Schlimmer als die häufigen Werbepausen an sich ist eigentlich nur die Vorschau auf die anderen hochkarätigen Produktionen von RTL, "Lego Masters" etwa oder die mit deutschen C-Prominenten gespickte Sendung "Die Verräter".
Eine gelungene Premiere
Fazit zum ersten Football-Sonntag auf RTL: Die Sendung ist kurzweilig, die Protagonisten sind in guter Form und bieten eine schöne Mischung aus Unterhaltung und Expertise. Aussetzer kommen kaum und Gemeinplätze selten vor, etwa wenn Buschmann und Vollmer zwei Minuten vor Schluss beim Stand von 3:24 "Das Spiel ist durch" konstatieren. Wirklich wahr, ein Glück, dass es Experten gibt – darauf wäre Ottonormalzuschauer kaum von allein gekommen. Doch Floskeln wie diese sind zu selten, als dass sie wirklich stören würden.

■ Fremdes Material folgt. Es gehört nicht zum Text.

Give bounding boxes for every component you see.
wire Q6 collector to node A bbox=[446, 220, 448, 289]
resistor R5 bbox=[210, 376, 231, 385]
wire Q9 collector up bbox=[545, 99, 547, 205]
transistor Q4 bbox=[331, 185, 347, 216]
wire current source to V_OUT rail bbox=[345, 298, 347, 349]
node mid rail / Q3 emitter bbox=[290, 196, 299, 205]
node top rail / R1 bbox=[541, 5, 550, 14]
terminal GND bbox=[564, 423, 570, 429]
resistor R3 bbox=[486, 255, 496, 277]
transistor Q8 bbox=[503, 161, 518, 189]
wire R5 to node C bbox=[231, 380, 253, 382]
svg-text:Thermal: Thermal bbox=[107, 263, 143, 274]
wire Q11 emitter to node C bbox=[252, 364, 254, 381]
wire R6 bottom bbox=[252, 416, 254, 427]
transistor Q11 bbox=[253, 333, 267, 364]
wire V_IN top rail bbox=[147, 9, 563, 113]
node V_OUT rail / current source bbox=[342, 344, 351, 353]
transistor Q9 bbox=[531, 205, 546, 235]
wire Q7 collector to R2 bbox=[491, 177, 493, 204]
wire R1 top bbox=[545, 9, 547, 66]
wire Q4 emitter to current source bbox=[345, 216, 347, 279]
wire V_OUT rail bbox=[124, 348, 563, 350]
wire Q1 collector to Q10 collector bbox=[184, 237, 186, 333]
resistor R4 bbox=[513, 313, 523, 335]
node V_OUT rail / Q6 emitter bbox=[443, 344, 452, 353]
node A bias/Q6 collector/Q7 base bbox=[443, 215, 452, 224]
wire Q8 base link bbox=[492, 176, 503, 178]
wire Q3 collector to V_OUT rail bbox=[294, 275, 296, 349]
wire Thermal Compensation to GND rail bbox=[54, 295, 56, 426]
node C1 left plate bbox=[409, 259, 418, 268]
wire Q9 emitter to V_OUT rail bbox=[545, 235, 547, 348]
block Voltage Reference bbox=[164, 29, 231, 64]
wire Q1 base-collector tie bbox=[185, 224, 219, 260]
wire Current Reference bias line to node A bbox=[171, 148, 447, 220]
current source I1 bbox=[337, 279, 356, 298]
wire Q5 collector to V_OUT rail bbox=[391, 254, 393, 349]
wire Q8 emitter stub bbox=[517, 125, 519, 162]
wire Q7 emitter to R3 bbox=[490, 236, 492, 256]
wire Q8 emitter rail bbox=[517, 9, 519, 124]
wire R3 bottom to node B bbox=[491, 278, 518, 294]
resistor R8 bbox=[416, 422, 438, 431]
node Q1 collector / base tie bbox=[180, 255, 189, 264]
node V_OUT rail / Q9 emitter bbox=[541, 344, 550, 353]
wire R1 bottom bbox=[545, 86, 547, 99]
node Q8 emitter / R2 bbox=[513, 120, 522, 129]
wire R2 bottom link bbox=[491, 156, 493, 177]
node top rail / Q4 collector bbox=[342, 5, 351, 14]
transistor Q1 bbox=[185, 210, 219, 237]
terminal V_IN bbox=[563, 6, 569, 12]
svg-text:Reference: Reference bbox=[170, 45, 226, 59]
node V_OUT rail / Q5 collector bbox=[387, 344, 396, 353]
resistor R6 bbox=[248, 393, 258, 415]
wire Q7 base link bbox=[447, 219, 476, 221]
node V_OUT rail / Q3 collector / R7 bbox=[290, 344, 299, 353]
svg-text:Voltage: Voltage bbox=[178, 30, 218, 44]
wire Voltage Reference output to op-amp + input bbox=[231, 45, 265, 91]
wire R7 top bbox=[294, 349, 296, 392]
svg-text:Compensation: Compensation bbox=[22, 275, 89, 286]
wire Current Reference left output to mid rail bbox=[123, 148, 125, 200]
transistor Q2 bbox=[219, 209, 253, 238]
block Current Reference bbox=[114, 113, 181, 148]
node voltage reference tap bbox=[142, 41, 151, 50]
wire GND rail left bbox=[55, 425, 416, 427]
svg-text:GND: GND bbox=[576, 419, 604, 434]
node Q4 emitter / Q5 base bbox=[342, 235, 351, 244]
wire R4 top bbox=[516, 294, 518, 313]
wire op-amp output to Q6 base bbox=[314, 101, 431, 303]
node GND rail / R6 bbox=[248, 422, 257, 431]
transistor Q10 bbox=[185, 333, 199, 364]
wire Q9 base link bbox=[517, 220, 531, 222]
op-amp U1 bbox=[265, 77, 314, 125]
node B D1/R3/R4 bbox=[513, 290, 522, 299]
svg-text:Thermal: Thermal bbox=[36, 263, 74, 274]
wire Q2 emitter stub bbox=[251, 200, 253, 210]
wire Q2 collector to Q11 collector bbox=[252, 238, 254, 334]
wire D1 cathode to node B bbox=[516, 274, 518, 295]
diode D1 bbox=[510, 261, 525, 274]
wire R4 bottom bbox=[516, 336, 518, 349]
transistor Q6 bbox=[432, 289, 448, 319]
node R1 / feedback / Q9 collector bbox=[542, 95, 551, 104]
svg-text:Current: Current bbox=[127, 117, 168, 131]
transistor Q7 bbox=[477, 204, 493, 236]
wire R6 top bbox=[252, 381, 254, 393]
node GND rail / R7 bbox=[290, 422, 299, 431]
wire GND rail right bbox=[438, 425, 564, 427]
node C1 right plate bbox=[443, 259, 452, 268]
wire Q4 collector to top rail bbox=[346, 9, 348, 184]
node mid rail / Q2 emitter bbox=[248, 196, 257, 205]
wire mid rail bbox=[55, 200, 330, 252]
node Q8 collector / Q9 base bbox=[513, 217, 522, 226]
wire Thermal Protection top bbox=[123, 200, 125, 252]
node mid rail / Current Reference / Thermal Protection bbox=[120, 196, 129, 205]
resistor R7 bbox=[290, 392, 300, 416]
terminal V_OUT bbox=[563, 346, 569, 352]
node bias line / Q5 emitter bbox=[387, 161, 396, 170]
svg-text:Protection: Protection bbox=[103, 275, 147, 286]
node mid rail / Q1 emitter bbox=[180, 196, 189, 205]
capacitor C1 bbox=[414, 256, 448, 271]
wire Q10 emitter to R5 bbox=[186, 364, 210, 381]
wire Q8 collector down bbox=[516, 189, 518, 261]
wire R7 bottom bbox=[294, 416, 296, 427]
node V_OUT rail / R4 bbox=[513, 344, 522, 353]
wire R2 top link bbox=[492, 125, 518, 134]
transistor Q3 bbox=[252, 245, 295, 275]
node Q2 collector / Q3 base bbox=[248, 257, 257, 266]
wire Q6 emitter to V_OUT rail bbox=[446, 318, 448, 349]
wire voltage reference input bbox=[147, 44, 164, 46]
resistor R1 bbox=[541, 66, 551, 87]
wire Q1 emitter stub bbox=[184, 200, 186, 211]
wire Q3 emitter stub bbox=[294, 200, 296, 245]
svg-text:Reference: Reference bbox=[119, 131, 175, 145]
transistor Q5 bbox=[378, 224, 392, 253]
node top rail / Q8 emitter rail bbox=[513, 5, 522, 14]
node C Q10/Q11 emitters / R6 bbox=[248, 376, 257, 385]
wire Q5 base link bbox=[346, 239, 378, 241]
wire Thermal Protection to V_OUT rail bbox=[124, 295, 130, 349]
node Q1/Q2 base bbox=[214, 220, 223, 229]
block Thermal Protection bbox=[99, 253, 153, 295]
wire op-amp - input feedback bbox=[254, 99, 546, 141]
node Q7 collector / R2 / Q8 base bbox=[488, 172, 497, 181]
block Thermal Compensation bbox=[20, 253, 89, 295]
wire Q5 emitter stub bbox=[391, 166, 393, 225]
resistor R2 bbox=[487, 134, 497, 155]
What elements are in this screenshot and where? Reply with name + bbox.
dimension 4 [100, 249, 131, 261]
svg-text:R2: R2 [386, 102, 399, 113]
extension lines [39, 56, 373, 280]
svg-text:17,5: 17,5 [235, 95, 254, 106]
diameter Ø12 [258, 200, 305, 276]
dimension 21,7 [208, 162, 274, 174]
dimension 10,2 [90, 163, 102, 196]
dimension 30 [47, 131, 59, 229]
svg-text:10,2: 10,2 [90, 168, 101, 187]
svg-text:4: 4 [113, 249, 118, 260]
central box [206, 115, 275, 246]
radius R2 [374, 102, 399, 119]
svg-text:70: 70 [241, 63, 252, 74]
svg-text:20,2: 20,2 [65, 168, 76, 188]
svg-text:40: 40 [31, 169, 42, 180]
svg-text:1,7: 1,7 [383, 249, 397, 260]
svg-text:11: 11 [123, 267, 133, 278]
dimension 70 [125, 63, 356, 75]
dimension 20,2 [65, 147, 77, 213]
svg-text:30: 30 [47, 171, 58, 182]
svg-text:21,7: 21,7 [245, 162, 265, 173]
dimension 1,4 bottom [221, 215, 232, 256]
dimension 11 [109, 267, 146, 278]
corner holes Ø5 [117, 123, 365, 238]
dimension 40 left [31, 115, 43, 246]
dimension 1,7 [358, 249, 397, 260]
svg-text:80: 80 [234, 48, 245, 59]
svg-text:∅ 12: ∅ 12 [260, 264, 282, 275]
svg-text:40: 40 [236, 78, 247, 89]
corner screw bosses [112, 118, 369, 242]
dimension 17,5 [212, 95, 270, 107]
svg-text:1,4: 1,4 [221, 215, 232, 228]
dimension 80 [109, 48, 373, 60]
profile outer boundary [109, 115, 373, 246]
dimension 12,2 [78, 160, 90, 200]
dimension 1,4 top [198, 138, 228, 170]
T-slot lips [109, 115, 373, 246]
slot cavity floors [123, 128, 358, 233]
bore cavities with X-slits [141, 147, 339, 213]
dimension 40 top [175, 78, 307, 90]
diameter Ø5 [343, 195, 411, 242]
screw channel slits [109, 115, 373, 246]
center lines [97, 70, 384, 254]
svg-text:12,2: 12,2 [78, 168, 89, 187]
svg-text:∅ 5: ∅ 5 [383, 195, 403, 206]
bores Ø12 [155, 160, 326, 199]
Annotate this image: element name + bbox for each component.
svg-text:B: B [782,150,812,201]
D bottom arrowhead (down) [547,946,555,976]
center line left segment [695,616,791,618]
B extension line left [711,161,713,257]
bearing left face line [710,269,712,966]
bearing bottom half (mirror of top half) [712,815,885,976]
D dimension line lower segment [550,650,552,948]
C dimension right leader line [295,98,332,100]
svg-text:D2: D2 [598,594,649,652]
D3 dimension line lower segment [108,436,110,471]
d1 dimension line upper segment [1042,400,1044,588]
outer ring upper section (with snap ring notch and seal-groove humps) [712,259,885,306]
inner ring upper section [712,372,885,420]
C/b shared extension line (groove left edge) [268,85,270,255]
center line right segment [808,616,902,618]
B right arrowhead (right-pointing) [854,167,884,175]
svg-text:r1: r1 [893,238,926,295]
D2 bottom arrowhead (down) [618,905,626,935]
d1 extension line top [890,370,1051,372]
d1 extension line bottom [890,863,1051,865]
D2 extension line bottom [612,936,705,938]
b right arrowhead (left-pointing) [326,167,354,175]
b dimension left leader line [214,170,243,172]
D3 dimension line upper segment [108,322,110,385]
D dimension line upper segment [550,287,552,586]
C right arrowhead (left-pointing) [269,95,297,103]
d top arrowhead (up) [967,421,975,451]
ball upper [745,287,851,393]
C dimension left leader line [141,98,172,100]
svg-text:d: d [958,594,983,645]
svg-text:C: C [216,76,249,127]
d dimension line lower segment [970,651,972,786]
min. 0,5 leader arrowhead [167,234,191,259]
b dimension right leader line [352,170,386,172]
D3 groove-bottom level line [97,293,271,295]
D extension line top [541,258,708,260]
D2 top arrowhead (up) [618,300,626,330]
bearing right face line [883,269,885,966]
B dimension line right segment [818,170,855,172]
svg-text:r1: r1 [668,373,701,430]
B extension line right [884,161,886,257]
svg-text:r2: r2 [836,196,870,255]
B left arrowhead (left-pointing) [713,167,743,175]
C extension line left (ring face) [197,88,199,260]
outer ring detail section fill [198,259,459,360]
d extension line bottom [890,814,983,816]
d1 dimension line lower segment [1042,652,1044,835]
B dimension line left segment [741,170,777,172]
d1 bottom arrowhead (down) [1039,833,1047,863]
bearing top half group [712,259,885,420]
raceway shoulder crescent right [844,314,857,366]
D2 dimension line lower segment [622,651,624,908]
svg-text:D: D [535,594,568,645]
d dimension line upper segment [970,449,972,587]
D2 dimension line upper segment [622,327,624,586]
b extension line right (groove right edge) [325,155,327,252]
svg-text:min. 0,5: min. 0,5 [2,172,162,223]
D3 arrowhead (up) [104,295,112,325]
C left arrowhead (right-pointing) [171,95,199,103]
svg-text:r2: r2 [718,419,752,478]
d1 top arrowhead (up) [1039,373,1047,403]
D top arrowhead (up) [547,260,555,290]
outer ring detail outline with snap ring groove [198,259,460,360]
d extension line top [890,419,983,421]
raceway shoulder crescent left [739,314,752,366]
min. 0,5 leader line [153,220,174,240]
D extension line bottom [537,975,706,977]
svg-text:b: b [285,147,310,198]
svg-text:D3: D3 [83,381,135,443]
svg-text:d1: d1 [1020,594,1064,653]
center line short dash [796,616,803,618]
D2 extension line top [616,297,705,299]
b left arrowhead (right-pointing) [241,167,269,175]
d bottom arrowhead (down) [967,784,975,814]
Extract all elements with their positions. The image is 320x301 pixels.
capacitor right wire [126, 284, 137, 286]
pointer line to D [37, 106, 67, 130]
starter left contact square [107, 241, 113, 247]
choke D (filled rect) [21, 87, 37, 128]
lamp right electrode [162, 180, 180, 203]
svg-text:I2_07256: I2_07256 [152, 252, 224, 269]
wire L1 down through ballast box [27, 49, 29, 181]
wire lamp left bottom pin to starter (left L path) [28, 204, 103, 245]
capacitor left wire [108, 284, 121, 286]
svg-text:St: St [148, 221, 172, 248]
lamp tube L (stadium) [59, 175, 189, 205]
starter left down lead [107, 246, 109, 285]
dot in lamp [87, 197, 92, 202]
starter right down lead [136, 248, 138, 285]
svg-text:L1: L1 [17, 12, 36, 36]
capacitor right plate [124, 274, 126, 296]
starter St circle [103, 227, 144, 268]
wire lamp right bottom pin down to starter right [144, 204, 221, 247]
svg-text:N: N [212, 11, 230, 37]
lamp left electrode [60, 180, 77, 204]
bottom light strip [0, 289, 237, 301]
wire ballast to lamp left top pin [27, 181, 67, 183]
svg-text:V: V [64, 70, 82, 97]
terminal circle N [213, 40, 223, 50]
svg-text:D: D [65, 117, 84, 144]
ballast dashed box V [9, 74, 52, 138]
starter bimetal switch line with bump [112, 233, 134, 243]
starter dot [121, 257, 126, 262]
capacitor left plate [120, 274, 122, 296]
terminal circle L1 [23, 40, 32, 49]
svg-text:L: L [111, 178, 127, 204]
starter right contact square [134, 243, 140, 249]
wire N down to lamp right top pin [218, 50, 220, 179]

Unter dem Strich ist die Übertragung ein voller Erfolg für RTL: Eine weitgehend fehlerlose Moderation von Jana Wosnitza, der man einen Verhaspler kurz vor Ende der Übertragung gern verzeiht, sympathische Expertise von Frank Buschmann und Sebastian Vollmer, die als Gespann exzellent harmonieren, und mit Mitja Lafere ein Netman, den man kaum sieht: So sieht eine gelungene Premiere des neuen Football-Flaggschiffs am Sonntag aus, das sich durch den deutlicheren Fokus auf das Sportliche in kleinen, aber wichtigen Punkten von "ran" unterscheidet.
Einzig das Spiel wird den Erwartungen in keiner Weise gerecht – aber das kann man RTL ja kaum vorwerfen.